Yeager’s writing itself is very strong and easy to read. Her voice is absolutely perfect for the age of the readers this novel is meant for. She does a brilliant job of vividly creating a fun and distinctive world that stimulates the imagination. The technology is very unique and exciting to envision—almost magical. Yeager’s characters are multi-dimensional and clearly evolve through all the obstacles they must face. The way she portrays the team gradually learning to work together as well as forming trust and, ultimately, close friendships is fantastic.

One problem that I had with the plot of the novel was with the believability of the team’s first approach to creating their major invention. These kids are supposed to be some of the brightest minds in the country, capable of not only building, but imagining all types of gadgets and groundbreaking technology that will power the advancement of society.

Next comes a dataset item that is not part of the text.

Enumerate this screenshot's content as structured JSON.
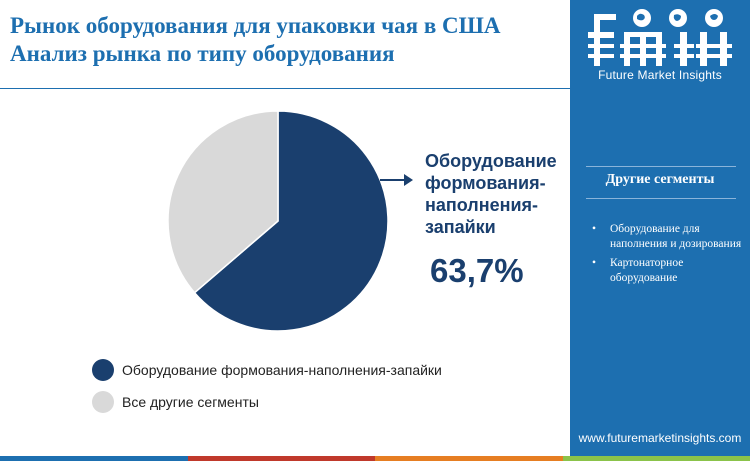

Kia’s previous ideas for her own personal inventions are complex and innovative, and they show off her natural skill and remarkable intellect. However, what the team eventual decides on for their major invention is honestly pretty disappointing. It just felt as if they were not showing much if any of the amazing talent that they all clearly possess. It’s hard to believe that their big idea would manifest in the form that it does.

Now, please bear with me for this next part. I do realize how silly this is going to sound since this is a middle grade novel, so I apologize in advance.

I’m left feeling conflicted over my biggest issue with the plot—the ultimate invention they create for the contest. At first it feels like a really neat idea, giving us a unique way to look into the past and learn in detail about any person in history. Being able to essentially bring the past back to life and explore any individual’s role in society would be incredible. However, the invention itself quickly takes a turn for the worse, feeling quite creepy and disturbing rather than uniquely fascinating.

There is a fine line between innocently gaining knowledge and invading privacy, and this quickly descends into the latter category. It becomes particularly concerning when Kia and the rest of the team use their invention multiple times to access records of things like private phone conversations and incredibly personal information.

Everyone’s right to privacy is a very topical discussion, and this novel is an eerily realistic potential future. This story raises the question of what parts of our lives are acceptable to be made public in a database and what parts should be kept out. It delves into an extremely morally gray area under the guise of a fun and innovative creation by a group of highly intelligent young minds.

On top of all this, they don’t actually come up with any of the real mechanics of the invention—they end up taking a previous team’s creation and dressing it up a little bit. That left me feeling very disappointed, as it completely wipes out the most important messages Yeager is trying to convey through this story. The importance of thinking outside the box, being creative, and achieving a goal through teamwork cannot possibly be shown through what they end up doing. Even the initial project they come up with at least demonstrated those themes much better.

Are these things that a young reader in this book’s target age range would notice? Most likely not. These thoughts are just a mixture of my typical over-thinking and my admittedly very cynical adult view of the world. I am definitely not the right audience for this particular novel and I completely realize that.

Overall, this is a good book for children in the range of maybe eight to eleven. It promotes topics that are essential to learn from a young age, and this story is an imaginative and entertaining way to encourage people to open their minds to all possibilities and understand that they all have the ability to do great things. This is not a novel that will necessarily be enjoyable to people of any age, but I would recommend this to young readers due to the positivity of most of the messages at the center of this story.